Can pediatric dental care prevent the need for braces?
In the US, getting braces is often considered a rite of passage. That’s hardly surprising, given that orthodontists estimate 45% of children could benefit from braces due to bite problems, and as many as 75% could gain some benefits from wearing braces to straighten their teeth and improve face shape. Those are some big numbers, but there are some who think these interventions might be avoidable. By ensuring children get comprehensive dental care from an early age, these experts contend that many could avoid needing braces down the line.
Pediatric dentistry is a comprehensive field, encompassing everything from treating cavities and preventing gingivitis to talking to children and their family about developing good oral health habits. Most also recommend that children see a dentist for the first time by their first birthday, although very few families meet this goal. Rather, many children first see the dentist around the time they start school or because parents are concerned about habits like thumb sucking and pacifier use that could potentially cause crooked teeth or issues with mouth shape.

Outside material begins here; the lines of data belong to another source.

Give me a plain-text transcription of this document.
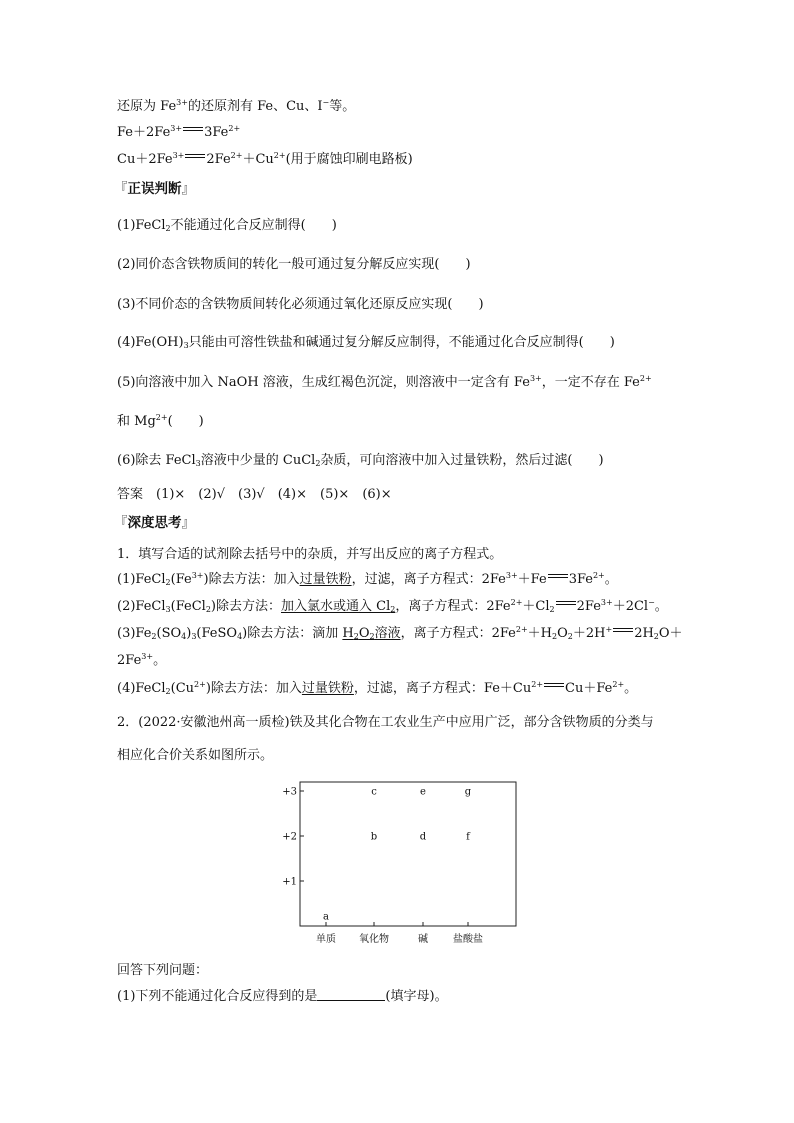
还原为 $Fe^{3+}$的还原剂有 Fe、Cu、I−等。
$Fe+2Fe^{3+}$ $3Fe^{2+}$
$Cu+2Fe^{3+}$ $2Fe^{2+}+Cu^{2+}$(用于腐蚀印刷电路板)
『正误判断』
(1)FeCl$_2$不能通过化合反应制得(　　)
(2)同价态含铁物质间的转化一般可通过复分解反应实现(　　)
(3)不同价态的含铁物质间转化必须通过氧化还原反应实现(　　)
$(4)Fe(OH)_3$只能由可溶性铁盐和碱通过复分解反应制得，不能通过化合反应制得(　　)
(5)向溶液中加入 NaOH 溶液，生成红褐色沉淀，则溶液中一定含有 $Fe^{3+}$，一定不存在 $Fe^{2+}$
和 $Mg^{2+}$(　　)
(6)除去 FeCl$_3$溶液中少量的 CuCl$_2$杂质，可向溶液中加入过量铁粉，然后过滤(　　)
答案　(1)×　(2)√　(3)√　(4)×　(5)×　(6)×
『深度思考』
1．填写合适的试剂除去括号中的杂质，并写出反应的离子方程式。
$(1)FeCl_2(Fe^{3+})$除去方法：加入过量铁粉，过滤，离子方程式：$2Fe^{3+}+Fe$ $3Fe^{2+}$。
(2)FeCl$_3$(FeCl$_2$)除去方法：加入氯水或通入 $Cl_2$，离子方程式：$2Fe^{2+}+Cl_2$ $2Fe^{3+}+2Cl^-$。
$(3)Fe_2(SO_4)_3(FeSO_4)$除去方法：滴加 $H_2O_2$溶液，离子方程式：$2Fe^{2+}+H_2O_2+2H^+$ $2H_2O+$
$2Fe^{3+}$。
$(4)FeCl_2(Cu^{2+})$除去方法：加入过量铁粉，过滤，离子方程式：$Fe+Cu^{2+}$ $Cu+Fe^{2+}$。
2．(2022·安徽池州高一质检)铁及其化合物在工农业生产中应用广泛，部分含铁物质的分类与
相应化合价关系如图所示。
+3
+2
+1
单质 氧化物	碱	盐酸盐
a
b
c
d
e
f
g
回答下列问题：
(1)下列不能通过化合反应得到的是	(填字母)。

When parents bring children to the dentist with concerns about bite or tooth alignment, the dentist may refer them to the orthodontist. Orthodontists are specialists concerned with innovative and even artistic oral health treatment. They know that carefully examining a child’s skull shape early on can help them predict what’s ahead for that child, in terms of overall oral health. And they know that, while braces may be their bread and butter, performing earlier interventions, such as placing a palate expander for a child with a narrow mouth, may help them avoid braces later on.
Early intervention has become even more important for children than they were a few decades ago because of an interesting development: our skulls are evolving to have narrower mouths which can lead to airway obstruction, as well as crimped nasal passages and bite problems. An overly narrow mouth not only risks airway issues (and can cause sleep apnea in young, otherwise healthy children), but also crooked teeth because there isn’t enough room for the full adult set in the shrinking space. This evolution is also one of the reasons that impacted wisdom teeth are so common – otherwise, they would have represented a much more serious problem in centuries past.
Palate expanders and other early orthodontic treatments can help address serious structural issues, but there are also smaller, simpler steps that parents and dentists can take to prevent the need for braces later on. For example, many children suffer from cavities due to poor oral hygiene and diets full of processed, sugary foods. Left untreated, cavities can turn into serious damage that necessitates extraction – and in young children, extractions require careful management. Their teeth can shift and become misaligned while they wait for their adult teeth to come in, leading to the need for braces later on.
Ensuring that children receive proper dental care, including having their teeth cleaned and getting cavities filled promptly, can give children an advantage in terms of mouth and jaw structure later on. They may be able to treat minor misalignments with less invasive methods and make appropriate referrals based on the child’s age and the complexity of their problems.
Some children will inevitably need braces. Their families may have a long history of poor tooth alignment or other oral health problems. For others, though, braces might really be optional – but if skulls keep changing the way they have in recent years, that might not be the case in a few decades. It’s certainly an issue to watch.